ASUS GTX 1080 Strix Review

Conclusion

The nVidia GTX 1080 was far in excess of our expectations. We knew it would be good, and we’d heard clues as to exactly how good it was, when it turned up and blew our socks off. We’d only just got around to finding our socks and putting them back on when the Strix arrives and once again the office was covered in cotton undergarments.

When compared to the regular reference models that come from nVidia’s headquarters the Founders Edition was a statement of intent which took a lot of the features partners have introduced and applied them to their own model. It was seriously impressive. In fact we were slightly doubtful that the partner manufacturers could find sufficient extra performance to bring their product into sharp relief, but the ASUS Strix laughs in the face of such notions and sets about decimating our graphs with a sledgehammer of power and performance.

It’s not merely the 1080 performance that impresses though. Yes it might still be the resolution of choice for the majority of gamers but this is a high-end card aimed at the high-end market with all their 4K screens and VR capabilities.

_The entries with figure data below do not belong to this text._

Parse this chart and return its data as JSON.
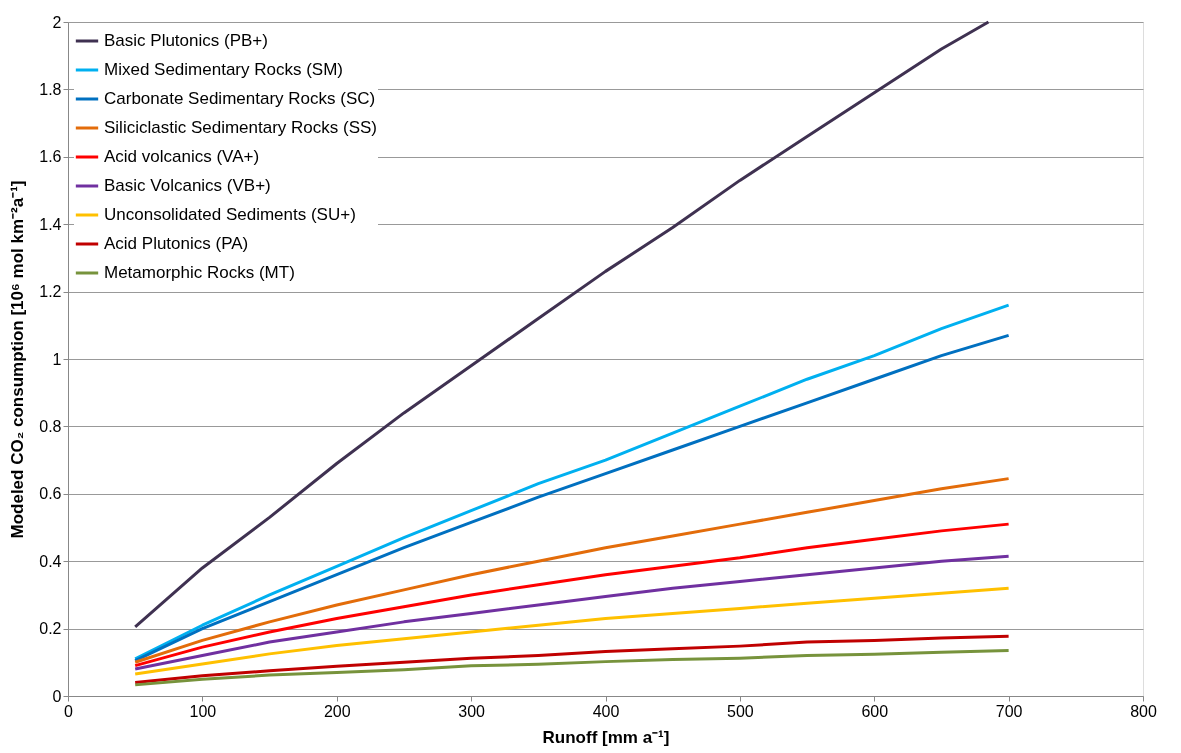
{
  "chart_data": {
    "type": "line",
    "xlabel": "Runoff [mm a⁻¹]",
    "ylabel": "Modeled CO₂ consumption [10⁶ mol km⁻²a⁻¹]",
    "x": [
      50,
      100,
      150,
      200,
      250,
      300,
      350,
      400,
      450,
      500,
      550,
      600,
      650,
      700
    ],
    "series": [
      {
        "name": "Basic Plutonics (PB+)",
        "color": "#3f3151",
        "x": [
          50,
          100,
          150,
          200,
          250,
          300,
          350,
          400,
          450,
          500,
          550,
          600,
          650,
          685
        ],
        "values": [
          0.205,
          0.38,
          0.53,
          0.69,
          0.84,
          0.98,
          1.12,
          1.26,
          1.39,
          1.53,
          1.66,
          1.79,
          1.92,
          2.0
        ]
      },
      {
        "name": "Mixed Sedimentary Rocks (SM)",
        "color": "#00b0f0",
        "values": [
          0.11,
          0.21,
          0.3,
          0.385,
          0.47,
          0.55,
          0.63,
          0.7,
          0.78,
          0.86,
          0.94,
          1.01,
          1.09,
          1.16
        ]
      },
      {
        "name": "Carbonate Sedimentary Rocks (SC)",
        "color": "#0070c0",
        "values": [
          0.105,
          0.2,
          0.28,
          0.36,
          0.44,
          0.515,
          0.59,
          0.66,
          0.73,
          0.8,
          0.87,
          0.94,
          1.01,
          1.07
        ]
      },
      {
        "name": "Siliciclastic Sedimentary Rocks (SS)",
        "color": "#e36c0a",
        "values": [
          0.1,
          0.165,
          0.22,
          0.27,
          0.315,
          0.36,
          0.4,
          0.44,
          0.475,
          0.51,
          0.545,
          0.58,
          0.615,
          0.645
        ]
      },
      {
        "name": "Acid volcanics (VA+)",
        "color": "#ff0000",
        "values": [
          0.09,
          0.145,
          0.19,
          0.23,
          0.265,
          0.3,
          0.33,
          0.36,
          0.385,
          0.41,
          0.44,
          0.465,
          0.49,
          0.51
        ]
      },
      {
        "name": "Basic Volcanics (VB+)",
        "color": "#7030a0",
        "values": [
          0.08,
          0.12,
          0.16,
          0.19,
          0.22,
          0.245,
          0.27,
          0.295,
          0.32,
          0.34,
          0.36,
          0.38,
          0.4,
          0.415
        ]
      },
      {
        "name": "Unconsolidated Sediments (SU+)",
        "color": "#ffc000",
        "values": [
          0.065,
          0.095,
          0.125,
          0.15,
          0.17,
          0.19,
          0.21,
          0.23,
          0.245,
          0.26,
          0.275,
          0.29,
          0.305,
          0.32
        ]
      },
      {
        "name": "Acid Plutonics (PA)",
        "color": "#c00000",
        "values": [
          0.04,
          0.06,
          0.075,
          0.088,
          0.1,
          0.112,
          0.12,
          0.132,
          0.14,
          0.148,
          0.16,
          0.165,
          0.172,
          0.177
        ]
      },
      {
        "name": "Metamorphic Rocks (MT)",
        "color": "#77933c",
        "values": [
          0.033,
          0.05,
          0.062,
          0.07,
          0.078,
          0.09,
          0.094,
          0.102,
          0.108,
          0.112,
          0.12,
          0.124,
          0.13,
          0.135
        ]
      }
    ],
    "xlim": [
      0,
      800
    ],
    "xticks": [
      0,
      100,
      200,
      300,
      400,
      500,
      600,
      700,
      800
    ],
    "ylim": [
      0,
      2
    ],
    "yticks": [
      0,
      0.2,
      0.4,
      0.6,
      0.8,
      1,
      1.2,
      1.4,
      1.6,
      1.8,
      2
    ],
    "grid": "y",
    "legend": "top left",
    "marker": "none",
    "line_style": "solid"
  }
}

It’s in those scenarios where the ASUS Strix really shines, as it’s probably the first card to make 4K gameplay a serious possibility on a single-GPU. Sure it’s not going to give you the smoothness of a lower resolution, but neither is it a slideshow any more. Combine high quality power components with a cooler capable of keeping temperatures low and you have a recipe for some extraordinary boost clock speeds and the results that follow such high ratings. Any latest nVidia GPU is bound to make your eyes pop, but when it’s the latest nVidia GPU running at a barely believable 2.1GHz then it’s not a surprise to see even the most strenuous titles bending before its will.

It’s really easy to live with too. Sure the low power draw makes your electricity bill more tolerable, and yes with those low temperatures you have less heat to disperse, but it isn’t at the cost of your ears. The cooler is magnificent, capable of keeping the card cool whilst never becoming a whiny blur in your case. We can’t be the only people who’ve owned graphics cards that were so loud we thought twice about playing particular titles, yet the Strix has no such issues. It looks the part too, with a backplate that has as much thought placed into the design as the front. With the AURA lighting control in place you can have any shade you like, without compromise and, as we saw in our lighting photographs on page four, it looks spectacular. RGB is splitting the market at the moment but this is the first GPU we have seen with it implemented and implemented properly, a stealthy theme where the lighting is purely there to let you choose your colour accents. Perfect.

There isn’t a single weakness in the ASUS GTX 1080 Strix package. It’s cool, quiet and devastatingly powerful, and easily wins our OC3D Performance Award.